Le cours objectif avait aussi fait surgir dans la classe ouvrière, en opposition à l’idéologie et aux habitudes propres à la condition servile à laquelle elle était soumise, les sentiments, la conscience, les habitudes, les attitudes et les capacités organisatrices nécessaires à la nouvelle société. La société avait suivi le parcours que, quelques décennies auparavant, Marx et Engels avaient mis en lumière.

Le monde était entré dans la phase impérialiste du capitalisme, la phase de la décadence du capitalisme et de la révolution prolétarienne, dans laquelle nous nous trouvons toujours. Ceci impliquait une série de changements importants dans le domaine économique, politique et culturel, par rapport à la phase d'ascension du capitalisme.
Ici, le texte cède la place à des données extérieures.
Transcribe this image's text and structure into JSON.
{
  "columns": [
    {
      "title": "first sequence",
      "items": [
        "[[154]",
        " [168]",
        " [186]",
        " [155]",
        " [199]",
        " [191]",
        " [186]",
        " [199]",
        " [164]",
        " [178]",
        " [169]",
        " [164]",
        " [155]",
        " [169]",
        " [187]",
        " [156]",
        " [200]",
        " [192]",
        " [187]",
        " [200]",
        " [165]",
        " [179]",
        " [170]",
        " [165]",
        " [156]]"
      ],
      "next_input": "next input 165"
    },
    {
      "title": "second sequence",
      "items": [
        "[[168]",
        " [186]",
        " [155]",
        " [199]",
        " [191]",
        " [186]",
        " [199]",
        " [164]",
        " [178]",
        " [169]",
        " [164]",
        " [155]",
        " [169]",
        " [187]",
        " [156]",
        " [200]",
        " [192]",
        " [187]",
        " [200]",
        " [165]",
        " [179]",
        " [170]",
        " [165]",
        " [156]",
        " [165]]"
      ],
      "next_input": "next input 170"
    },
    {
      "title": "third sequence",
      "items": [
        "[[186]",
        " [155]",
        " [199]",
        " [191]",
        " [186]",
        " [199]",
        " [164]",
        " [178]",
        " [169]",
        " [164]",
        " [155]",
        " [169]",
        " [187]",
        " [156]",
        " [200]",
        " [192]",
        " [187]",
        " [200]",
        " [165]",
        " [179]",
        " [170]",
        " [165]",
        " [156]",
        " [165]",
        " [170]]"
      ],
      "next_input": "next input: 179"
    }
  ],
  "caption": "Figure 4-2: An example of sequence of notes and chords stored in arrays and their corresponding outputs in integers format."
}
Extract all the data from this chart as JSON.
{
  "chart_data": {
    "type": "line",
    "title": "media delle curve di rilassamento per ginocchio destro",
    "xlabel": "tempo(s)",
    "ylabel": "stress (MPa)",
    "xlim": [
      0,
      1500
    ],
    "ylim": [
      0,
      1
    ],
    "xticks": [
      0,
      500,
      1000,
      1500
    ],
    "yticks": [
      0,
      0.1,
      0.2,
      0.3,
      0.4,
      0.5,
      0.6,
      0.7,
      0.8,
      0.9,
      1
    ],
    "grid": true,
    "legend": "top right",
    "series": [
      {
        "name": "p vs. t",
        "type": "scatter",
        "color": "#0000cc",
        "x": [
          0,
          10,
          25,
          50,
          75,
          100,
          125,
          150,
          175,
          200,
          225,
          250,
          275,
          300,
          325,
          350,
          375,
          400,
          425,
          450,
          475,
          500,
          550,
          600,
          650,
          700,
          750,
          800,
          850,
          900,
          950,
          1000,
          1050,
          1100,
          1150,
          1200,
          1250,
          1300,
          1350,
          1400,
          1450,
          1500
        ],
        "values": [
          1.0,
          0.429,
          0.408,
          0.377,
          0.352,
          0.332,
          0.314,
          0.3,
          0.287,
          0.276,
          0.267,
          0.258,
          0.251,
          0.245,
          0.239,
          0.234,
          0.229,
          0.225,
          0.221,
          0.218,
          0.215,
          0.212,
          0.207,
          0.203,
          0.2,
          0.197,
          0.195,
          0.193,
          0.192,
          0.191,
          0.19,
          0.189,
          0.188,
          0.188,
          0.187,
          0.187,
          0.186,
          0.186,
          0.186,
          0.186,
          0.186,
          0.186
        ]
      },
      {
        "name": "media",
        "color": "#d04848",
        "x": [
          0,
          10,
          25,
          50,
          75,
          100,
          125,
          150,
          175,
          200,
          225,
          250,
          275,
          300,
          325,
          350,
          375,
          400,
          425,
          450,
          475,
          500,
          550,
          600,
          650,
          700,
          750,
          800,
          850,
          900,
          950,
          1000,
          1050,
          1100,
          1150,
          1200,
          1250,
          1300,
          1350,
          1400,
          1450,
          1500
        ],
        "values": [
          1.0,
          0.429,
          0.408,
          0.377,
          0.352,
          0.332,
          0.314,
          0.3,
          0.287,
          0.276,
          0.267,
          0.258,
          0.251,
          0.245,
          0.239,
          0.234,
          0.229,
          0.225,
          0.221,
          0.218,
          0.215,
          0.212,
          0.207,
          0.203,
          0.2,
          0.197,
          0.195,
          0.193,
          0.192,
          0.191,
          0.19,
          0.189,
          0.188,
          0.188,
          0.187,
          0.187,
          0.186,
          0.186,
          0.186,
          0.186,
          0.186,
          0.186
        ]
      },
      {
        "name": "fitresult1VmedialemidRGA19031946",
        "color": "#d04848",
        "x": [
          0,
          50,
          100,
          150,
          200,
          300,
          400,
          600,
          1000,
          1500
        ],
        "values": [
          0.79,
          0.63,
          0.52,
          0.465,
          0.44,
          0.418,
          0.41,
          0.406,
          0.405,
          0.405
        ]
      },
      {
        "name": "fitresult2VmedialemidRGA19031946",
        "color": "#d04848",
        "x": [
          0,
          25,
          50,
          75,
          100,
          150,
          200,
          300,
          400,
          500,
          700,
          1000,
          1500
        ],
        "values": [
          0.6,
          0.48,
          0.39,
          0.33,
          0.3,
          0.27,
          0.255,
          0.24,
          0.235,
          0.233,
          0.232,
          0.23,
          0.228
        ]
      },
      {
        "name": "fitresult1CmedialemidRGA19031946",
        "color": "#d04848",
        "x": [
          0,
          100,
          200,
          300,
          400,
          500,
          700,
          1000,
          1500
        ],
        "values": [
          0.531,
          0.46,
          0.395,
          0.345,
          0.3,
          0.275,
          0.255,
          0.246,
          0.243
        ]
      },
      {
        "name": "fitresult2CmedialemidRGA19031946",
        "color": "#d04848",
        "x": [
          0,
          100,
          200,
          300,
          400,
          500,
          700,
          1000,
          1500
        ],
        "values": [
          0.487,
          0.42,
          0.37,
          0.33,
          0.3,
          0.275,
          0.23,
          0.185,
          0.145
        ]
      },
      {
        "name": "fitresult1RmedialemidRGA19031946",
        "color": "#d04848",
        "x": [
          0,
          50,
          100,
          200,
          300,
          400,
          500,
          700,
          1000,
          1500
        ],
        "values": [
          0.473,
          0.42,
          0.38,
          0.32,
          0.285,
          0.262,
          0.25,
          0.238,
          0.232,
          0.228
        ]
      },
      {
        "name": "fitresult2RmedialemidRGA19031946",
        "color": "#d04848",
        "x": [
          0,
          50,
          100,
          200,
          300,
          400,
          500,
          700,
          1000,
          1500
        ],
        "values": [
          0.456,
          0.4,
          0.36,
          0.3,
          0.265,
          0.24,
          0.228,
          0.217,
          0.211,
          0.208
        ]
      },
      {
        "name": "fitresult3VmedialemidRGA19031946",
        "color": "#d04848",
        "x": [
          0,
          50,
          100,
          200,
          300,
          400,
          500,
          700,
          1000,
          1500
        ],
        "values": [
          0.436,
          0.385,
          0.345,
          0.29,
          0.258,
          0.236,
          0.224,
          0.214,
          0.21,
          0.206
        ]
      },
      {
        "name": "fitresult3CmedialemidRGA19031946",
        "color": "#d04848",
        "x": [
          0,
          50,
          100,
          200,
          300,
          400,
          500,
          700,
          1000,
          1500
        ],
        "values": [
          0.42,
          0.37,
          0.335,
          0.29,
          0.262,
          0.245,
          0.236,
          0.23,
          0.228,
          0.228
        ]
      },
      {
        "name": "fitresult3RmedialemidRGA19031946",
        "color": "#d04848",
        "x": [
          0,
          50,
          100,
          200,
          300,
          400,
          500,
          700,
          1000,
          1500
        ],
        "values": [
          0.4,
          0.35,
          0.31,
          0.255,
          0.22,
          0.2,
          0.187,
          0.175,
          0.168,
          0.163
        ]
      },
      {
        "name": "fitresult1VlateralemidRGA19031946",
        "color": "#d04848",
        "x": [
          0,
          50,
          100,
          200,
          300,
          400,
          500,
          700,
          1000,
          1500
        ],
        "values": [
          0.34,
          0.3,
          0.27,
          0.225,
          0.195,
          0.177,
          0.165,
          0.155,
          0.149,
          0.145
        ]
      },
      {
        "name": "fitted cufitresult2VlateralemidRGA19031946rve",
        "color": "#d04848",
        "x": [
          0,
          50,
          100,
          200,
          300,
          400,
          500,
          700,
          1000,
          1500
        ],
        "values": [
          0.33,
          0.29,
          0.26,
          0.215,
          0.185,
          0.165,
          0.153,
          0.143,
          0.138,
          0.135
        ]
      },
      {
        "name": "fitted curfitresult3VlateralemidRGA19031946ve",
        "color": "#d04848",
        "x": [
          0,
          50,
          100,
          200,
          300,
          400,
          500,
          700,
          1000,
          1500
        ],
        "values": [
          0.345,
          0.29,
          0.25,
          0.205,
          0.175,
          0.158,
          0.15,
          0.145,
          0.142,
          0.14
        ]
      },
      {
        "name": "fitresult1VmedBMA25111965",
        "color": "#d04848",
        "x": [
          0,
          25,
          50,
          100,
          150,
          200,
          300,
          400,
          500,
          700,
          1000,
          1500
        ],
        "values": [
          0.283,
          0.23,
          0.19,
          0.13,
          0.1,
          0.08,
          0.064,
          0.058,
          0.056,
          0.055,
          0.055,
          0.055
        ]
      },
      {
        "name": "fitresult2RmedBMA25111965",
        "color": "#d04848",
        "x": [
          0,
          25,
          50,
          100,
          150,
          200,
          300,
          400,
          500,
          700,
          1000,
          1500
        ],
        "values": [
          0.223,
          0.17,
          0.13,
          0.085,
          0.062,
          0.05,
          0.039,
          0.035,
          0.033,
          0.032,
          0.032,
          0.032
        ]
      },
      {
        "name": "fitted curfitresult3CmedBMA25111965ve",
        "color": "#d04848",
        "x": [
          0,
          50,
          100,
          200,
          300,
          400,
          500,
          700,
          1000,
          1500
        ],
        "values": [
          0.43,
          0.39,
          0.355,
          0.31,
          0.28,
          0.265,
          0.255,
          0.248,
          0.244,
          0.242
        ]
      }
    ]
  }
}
Pour conserver la propriété individuelle capitaliste des forces productives, la bourgeoisie d'alors a dû tenir compte du caractère déjà collectif de celles-ci. Elle a dû sans arrêt mettre en œuvre des formes de gestion collective des forces productives, tout en restant sur le terrain de la propriété individuelle capitaliste de celles-ci, ces formes que Marx avait appelées Formes antithétiques de l’unité sociale (FAUS) : sociétés par action, associations de capitalistes, cartels internationaux de secteur, banques centrales, banques internationales, systèmes monétaires fiduciaires, politiques économiques d'Etat, organismes économiques publics, contrats collectifs de travail, systèmes d'assurance générale, règlements publics des rapports économiques, organismes supranationaux, jusqu'au capitalisme monopoliste d'Etat et au système monétaire fiduciaire mondial.(16) Les FAUS ont tenu un rôle toujours plus important dans la structure économique de la société qui restait cependant dans sa masse composée d'une myriade de capitalistes individuels, de producteurs individuels (petits-bourgeois), de vendeurs et d'acheteurs de marchandises et de force de travail en concurrence entre eux. Elle restait donc ingouvernable. Plan du capital, cartel capitaliste unique mondial, gouvernement mondial de l’économie capitaliste, etc. sont restés et restent des illusions et des imbroglios.(17) Une direction stable et sur une grande échelle de l’économie capitaliste par l'Etat ou par des consortiums bancaires a été souvent promise et proclamée, mais elle s'est toujours révélée précaire et velléitaire. Les FAUS sont restées inévitablement des superstructures fragiles, précaires et d’efficacité limitée. Celles-ci sont toutefois un indice de la nécessité du communisme, elles ont montré que le communisme est possible et ont créé quelques instruments matériels et quelques prémices pour le communisme. Lénine en particulier a fait remarquer que le capitalisme monopoliste d'Etat constituait la préparation matérielle la plus complète pour le socialisme, bien qu'entre celui-ci et le socialisme serait nécessaire le saut constitué par la révolution socialiste, c’est-à-dire que le pouvoir et la direction de la société passeraient de la bourgeoisie impérialiste à la classe ouvrière.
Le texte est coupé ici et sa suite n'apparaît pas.